賀斯陽看著在痛苦中掙紮的尹冰瀾,仿佛看見了杜思琪,他忍不住將她從病床中抱了起來,緊緊的抱在懷裏。
這一幕給收到消息,趕來的賀斯哲看在眼裏,他快速的走到賀斯陽的麵前,大手一架,賀斯陽整個人如同被賀斯哲碰到了要害一般,很快的鬆開尹冰瀾。
尹冰瀾穩穩的落在賀斯哲的懷裏,這一幕盡花了了不到五秒的時間,等賀斯陽反應過來時,他已經傻傻的站在了床邊,“哥?”
“怎麽你不想我來?”
賀斯哲冰冷的聲音,漆黑的雙眸淡淡的從他麵頰上劃過,直接睨向他懷裏的尹冰瀾。
要不是看在他,是他同父異母的弟弟份上,他早就將他從這裏給扔出去了。
“哥,我不是那個意思,嫂子頭疼的厲害,身體在不停的發抖,所以我才……”
“才抱著?哼,抱著能拒絕病痛,那還要醫生有什用?”賀斯哲直接打斷賀斯陽的話,一雙怒目如一團火,直接撲向賀斯陽。

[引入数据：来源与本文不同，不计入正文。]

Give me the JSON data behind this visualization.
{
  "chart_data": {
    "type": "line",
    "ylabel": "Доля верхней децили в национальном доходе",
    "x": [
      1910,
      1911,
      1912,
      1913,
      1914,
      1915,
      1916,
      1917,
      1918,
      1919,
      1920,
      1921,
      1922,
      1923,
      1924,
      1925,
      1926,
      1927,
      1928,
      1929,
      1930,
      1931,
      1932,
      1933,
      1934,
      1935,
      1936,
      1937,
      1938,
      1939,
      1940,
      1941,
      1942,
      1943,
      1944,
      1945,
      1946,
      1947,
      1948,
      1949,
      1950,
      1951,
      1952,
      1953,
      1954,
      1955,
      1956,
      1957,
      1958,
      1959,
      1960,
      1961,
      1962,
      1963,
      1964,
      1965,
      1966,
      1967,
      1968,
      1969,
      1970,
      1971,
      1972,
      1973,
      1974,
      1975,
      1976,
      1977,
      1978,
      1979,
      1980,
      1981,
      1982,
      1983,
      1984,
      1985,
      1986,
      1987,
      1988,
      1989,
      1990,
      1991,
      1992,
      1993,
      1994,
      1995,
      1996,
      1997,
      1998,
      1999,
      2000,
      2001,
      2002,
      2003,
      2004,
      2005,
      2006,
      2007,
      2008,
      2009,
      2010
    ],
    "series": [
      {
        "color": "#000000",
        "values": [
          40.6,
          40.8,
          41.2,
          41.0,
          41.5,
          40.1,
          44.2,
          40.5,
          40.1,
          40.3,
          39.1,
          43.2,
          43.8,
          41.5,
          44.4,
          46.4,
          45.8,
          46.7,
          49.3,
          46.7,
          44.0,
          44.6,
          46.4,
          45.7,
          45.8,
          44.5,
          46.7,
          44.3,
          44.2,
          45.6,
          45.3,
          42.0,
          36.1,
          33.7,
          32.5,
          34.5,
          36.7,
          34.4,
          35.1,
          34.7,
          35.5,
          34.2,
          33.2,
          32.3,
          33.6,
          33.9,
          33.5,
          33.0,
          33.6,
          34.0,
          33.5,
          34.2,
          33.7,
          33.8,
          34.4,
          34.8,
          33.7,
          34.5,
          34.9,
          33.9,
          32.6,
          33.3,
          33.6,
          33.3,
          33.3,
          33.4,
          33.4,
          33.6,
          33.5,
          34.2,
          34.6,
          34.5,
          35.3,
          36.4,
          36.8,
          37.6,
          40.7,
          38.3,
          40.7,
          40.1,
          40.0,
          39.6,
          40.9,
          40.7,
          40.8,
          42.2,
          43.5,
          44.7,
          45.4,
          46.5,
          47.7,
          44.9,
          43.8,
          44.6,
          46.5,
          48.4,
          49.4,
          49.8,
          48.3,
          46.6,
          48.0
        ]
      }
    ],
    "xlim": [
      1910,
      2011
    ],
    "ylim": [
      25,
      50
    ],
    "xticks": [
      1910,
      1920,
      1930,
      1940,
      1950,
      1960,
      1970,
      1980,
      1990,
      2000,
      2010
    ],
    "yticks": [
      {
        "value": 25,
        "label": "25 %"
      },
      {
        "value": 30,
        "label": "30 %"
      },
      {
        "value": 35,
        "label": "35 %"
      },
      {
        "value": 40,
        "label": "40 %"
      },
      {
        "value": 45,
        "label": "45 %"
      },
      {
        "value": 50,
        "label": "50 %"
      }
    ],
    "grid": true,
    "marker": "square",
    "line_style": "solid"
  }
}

“大哥,我不是那個意思,我隻是不忍心看著嫂子那麽難受。”賀斯陽溫柔的看著賀斯哲懷中,緊促著眉宇的尹冰瀾。
“尹冰瀾?是嗎?”
管床的醫生,走了進來,阻斷了他們的爭吵。
“是。”賀斯哲一雙黑眸睨向懷中,不停發抖的尹冰瀾,他的手情不自禁的越收越緊。
管床醫生走到尹冰瀾的病床前,拿起掛在床頭的病曆,恭敬的對著賀斯哲,“賀少,尹小姐的腦CT出來了,她腦中的血塊壓迫著神經,才會讓她出現這種頭疼的症狀。”
“什麽血塊?”
賀斯哲和賀斯陽同時望著管床醫生,臉上翻出一絲疑惑。
“是的,具體情況一會麥克醫生會和您說,不過他現在在忙,一會過來,您稍等一下。”
管床醫生在她床頭的病曆上,寫了相應的病況。
“現在她這麽痛苦,難道還要等麥克來了才能治療嗎?”
賀斯陽清秀的麵龐,擰緊眉宇,黑色的雙瞳射出濃濃的怒意。
“去,不管麥克有多忙,馬上把他叫過來!”
不等管床醫生解釋,賀斯哲冰冷的聲音,從他嗓間壓抑著發出來,仿佛若不壓製他便要將醫院鏟成平地。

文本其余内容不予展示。